Kolumne: Gesellschaftskunde Wenn emotionale Bilder ethische Debatten ablösen

Die Interviews der krebskranken Brittany Maynard kurz vor deren Tod bewegen die Welt und beeinflussen eine schwierige Debatte - nicht durch Argumente, sondern durch Emotionen.

Er lebt inmitten einer temperamentvollen Familie, und er verliebte sich noch einmal gegen alle Wahrscheinlichkeit. Trotzdem will Alejandro sterben, weil er seit einem Badeunfall nur noch den Kopf bewegen kann und das Leben als Gelähmter unerträglich findet. Wie Javier Bardem diesen gestrandeten Seemann spielt in dem Film "Das Meer in mir", das ist nicht nur berührend, das hat viele Menschen zum Nachdenken gebracht über aktive Sterbehilfe und die Freiheit des Einzelnen, sein Lebensende zu bestimmen.
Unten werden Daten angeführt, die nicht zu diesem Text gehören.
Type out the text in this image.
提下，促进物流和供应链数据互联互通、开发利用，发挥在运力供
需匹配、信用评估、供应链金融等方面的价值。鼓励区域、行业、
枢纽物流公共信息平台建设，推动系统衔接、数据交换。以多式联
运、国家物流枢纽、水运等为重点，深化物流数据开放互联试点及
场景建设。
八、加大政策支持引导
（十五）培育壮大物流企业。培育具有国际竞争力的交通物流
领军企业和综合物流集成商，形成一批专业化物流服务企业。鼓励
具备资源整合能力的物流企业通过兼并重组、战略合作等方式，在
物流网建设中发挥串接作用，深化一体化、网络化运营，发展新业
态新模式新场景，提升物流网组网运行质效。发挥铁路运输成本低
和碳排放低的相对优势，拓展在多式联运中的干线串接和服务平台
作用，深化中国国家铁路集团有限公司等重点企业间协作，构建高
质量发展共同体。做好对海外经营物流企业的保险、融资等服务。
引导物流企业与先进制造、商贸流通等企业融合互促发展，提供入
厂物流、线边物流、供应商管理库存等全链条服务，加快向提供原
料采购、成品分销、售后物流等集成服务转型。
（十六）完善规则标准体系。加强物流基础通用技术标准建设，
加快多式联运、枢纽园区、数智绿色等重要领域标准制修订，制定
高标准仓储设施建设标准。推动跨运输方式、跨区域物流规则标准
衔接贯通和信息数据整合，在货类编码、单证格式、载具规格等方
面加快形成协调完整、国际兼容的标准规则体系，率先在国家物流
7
2004 war es ein gut gemachter Spielfilm, der für aktive Sterbehilfe eintrat - nicht mit Argumenten, sondern durch Emotionen, die nur ein Einzelschicksal hervorrufen kann. Zehn Jahre später ist es ein reales Schicksal, das die Menschen bewegt. Doch begegnen sie der Betroffenen wieder im Medium des Films. Die krebskranke Brittany Maynard hat ihrem Leben ein Ende gesetzt, solange sie den Zeitpunkt noch bestimmen konnte. Sie hat das auf ihrer Facebook-Seite angekündigt, und sie hat anrührende Interviews gegeben, in denen sie ihren Entschluss begründet. Die Filme sind in einem gediegenen Zuhause aufgenommen, mit Klaviermusik unterlegt, auch ihr Mann und ihre Mutter kommen zu Wort, und manchmal schnuppert ein hübscher Hund in die Kamera.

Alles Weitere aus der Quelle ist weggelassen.